Daarnaast zijn de cardiale problemen eerst in de bezwaarfase aangevoerd als reden voor verhoging van het MIP. Op dat moment had eiser inmiddels de 65-jarige leeftijd bereikt. Bij het bereiken van deze leeftijd vervalt de mogelijkheid om een militair invaliditeitspensioen te wijzigen. [1]
15. Eiser stelt dat verweerder had moeten putten uit zijn gezondheidsdossier, maar concretiseert niet welke gegevens verweerder ten onrechte niet in aanmerking zou hebben genomen. Er is niet gebleken van een reden om het onderzoek onzorgvuldig te achten.

Conclusie en gevolgen

16. Het beroep is ongegrond.

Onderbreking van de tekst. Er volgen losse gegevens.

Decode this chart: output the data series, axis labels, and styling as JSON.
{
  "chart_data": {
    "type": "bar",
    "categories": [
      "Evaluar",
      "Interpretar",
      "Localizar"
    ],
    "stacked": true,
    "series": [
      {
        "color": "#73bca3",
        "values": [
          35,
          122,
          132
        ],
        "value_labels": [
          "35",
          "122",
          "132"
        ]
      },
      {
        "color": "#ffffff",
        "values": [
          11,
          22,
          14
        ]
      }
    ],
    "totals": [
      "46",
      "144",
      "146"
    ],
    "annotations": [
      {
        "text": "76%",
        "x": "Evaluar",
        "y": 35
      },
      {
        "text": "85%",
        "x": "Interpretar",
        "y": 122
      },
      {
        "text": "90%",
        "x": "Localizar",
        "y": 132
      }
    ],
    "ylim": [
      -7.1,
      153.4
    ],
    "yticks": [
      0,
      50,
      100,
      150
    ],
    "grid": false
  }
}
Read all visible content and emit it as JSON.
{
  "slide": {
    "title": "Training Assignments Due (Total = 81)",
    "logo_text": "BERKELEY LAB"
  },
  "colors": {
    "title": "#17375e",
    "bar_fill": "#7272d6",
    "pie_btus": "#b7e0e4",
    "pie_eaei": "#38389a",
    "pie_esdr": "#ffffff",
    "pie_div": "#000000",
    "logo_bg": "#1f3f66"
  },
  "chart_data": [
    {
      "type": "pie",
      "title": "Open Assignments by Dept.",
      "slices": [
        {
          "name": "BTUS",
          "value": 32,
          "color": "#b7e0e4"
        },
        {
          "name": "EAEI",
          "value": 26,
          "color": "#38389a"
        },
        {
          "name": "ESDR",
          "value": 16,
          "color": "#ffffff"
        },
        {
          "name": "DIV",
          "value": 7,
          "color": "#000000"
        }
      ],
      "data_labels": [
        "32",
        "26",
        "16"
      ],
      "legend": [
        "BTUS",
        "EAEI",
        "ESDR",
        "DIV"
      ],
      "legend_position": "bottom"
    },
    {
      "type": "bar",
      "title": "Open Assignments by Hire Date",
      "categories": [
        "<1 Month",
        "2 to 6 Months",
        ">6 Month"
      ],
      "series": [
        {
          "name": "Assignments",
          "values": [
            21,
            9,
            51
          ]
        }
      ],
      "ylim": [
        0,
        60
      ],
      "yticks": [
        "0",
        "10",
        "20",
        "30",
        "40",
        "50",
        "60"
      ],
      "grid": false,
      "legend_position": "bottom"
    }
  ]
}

Het bestreden besluit blijft in stand. Voor een proceskostenvergoeding is geen aanleiding.

Beslissing

Het beroep is ongegrond.
Deze uitspraak is gedaan door mr. G.P. Kleijn, rechter, in aanwezigheid van mr. D.C. van Genderen, griffier. De beslissing is uitgesproken in het openbaar op 23 februari 2024.
griffier
rechter
Een afschrift van deze uitspraak is verzonden aan partijen op:

Informatie over hoger beroep

Een partij die het niet eens is met deze uitspraak, kan een hogerberoepschrift sturen naar de Centrale Raad van Beroep waarin wordt uitgelegd waarom deze partij het niet eens is met deze uitspraak. Het hogerberoepschrift moet worden ingediend binnen zes weken na de dag waarop deze uitspraak is verzonden. Kan de indiener de behandeling van het hoger beroep niet afwachten, omdat de zaak spoed heeft, dan kan de indiener de voorzieningenrechter van de Centrale Raad van Beroep vragen om een voorlopige voorziening (een tijdelijke maatregel) te treffen.

Voetnoten

1.Centrale Raad van Beroep, 6 september 2018, ECLI:NL:CRVB:2018:2743.